The first generation of commercial lipase preparations was introduced to the market in the years and recently a third generation became available. The latter are protein engineered enzymes, claimed to give a better effect in high-speed mixing and no time dough processes. Moreover, third generation lipases have a lower affinity for short-chain fatty acids, which reduces the risk for off-flavour formation on account of prolonged storage of the baked goods and the use of butter or milk fat in baked products. Lipases (TAG lipases) of the first generation are 1,3-specific, removing preferentially fatty acids from positions 1 and 3 in TAG. These enzymes can improve dough rheology, increase dough strength and stability, thus improving dough machinability. In addition, lipases lead to an increase in volume which results in an improved, more uniform crumb structure; hence a softer crumb is obtained.
The second-generation lipases act simultaneously on TAG, diacylgalactolipids and phospholipids, producing more polar lipids, providing a greater increase in volume, better stability to mechanical stress on the dough, and a fine, uniform bread crumb structure compared to the first generation lipases. Moreover, a third-generation lipase was found to increase expansion of the gluten network, increase the wall thickness and reduce cell density, enhancing volume and crumb structure of high fibre white bread.
In this context, the roles of lipids and surfactants in bread-making have been extensively reviewed elsewhere. The addition of lipases has been claimed to retard the rate of staling in baked products. The effect of these enzymes has been attributed to in situ production of MAG following TAG hydrolysis, although this mechanism is not completely accepted because the amount of MAG would be insufficient to account for the antistaling effect.
Lipases may also be used for the development of particular flavors in bakery products. The effect of a third generation lipase on the quality of high-fiber enriched brewers spent grain bread has been evaluated. The enzyme produced beneficial effects during bread making, positively affecting loaf volume, staling rate, and crumb structure.
The application of lipase and MAG to produce fibre enriched pan bread using the straight dough method was assessed. The use of lipase dosages up to 50 ppm and MAG up to 2% indicated the possibility of replacement of MAG by lipases in fibre enriched pan bread.

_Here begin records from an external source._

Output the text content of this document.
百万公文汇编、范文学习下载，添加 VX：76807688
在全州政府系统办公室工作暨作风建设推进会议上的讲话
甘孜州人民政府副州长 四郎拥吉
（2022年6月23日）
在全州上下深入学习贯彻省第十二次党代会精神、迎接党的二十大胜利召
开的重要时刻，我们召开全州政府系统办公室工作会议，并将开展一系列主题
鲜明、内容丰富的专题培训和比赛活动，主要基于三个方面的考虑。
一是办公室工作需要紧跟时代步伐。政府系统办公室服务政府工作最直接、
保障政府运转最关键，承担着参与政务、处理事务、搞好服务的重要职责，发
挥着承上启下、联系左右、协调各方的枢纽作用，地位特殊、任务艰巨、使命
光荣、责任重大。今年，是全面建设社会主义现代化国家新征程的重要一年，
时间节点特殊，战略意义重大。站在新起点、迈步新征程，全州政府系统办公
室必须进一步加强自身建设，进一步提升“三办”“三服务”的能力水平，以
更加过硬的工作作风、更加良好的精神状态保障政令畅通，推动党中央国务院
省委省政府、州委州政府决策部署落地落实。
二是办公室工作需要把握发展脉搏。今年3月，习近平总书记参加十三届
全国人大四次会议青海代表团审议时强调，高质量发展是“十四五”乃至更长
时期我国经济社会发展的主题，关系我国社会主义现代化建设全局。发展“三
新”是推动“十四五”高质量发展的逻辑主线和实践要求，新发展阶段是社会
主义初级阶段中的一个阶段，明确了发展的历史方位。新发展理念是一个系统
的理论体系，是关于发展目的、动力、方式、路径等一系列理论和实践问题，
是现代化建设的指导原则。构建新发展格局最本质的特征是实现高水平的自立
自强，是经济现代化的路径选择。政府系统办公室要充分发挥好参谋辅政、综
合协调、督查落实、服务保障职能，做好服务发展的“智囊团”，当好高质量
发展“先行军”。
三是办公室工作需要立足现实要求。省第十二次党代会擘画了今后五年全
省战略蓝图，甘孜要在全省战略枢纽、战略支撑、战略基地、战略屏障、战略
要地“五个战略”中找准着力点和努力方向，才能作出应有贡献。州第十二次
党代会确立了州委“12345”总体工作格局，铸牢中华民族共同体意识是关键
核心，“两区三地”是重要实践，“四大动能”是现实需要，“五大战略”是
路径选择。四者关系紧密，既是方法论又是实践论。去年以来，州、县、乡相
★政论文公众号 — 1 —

Recently, the effects of two lipases and DATEM on the rheological and thermal properties of white and whole wheat flour doughs were compared.
Lipases were able to cause modifications in the dough components (gluten proteins and starch). The enzymes improved dough handling properties to a similar or greater extent than DATEM, increasing dough stability, maximum resistance to extension and hardness, and decreasing softening degree and stickiness. The possible role of lipases in delaying starch retrogradation was indicated by the greater extent of formation of amylose-lipid complexes promoted by lipases in comparison to DATEM.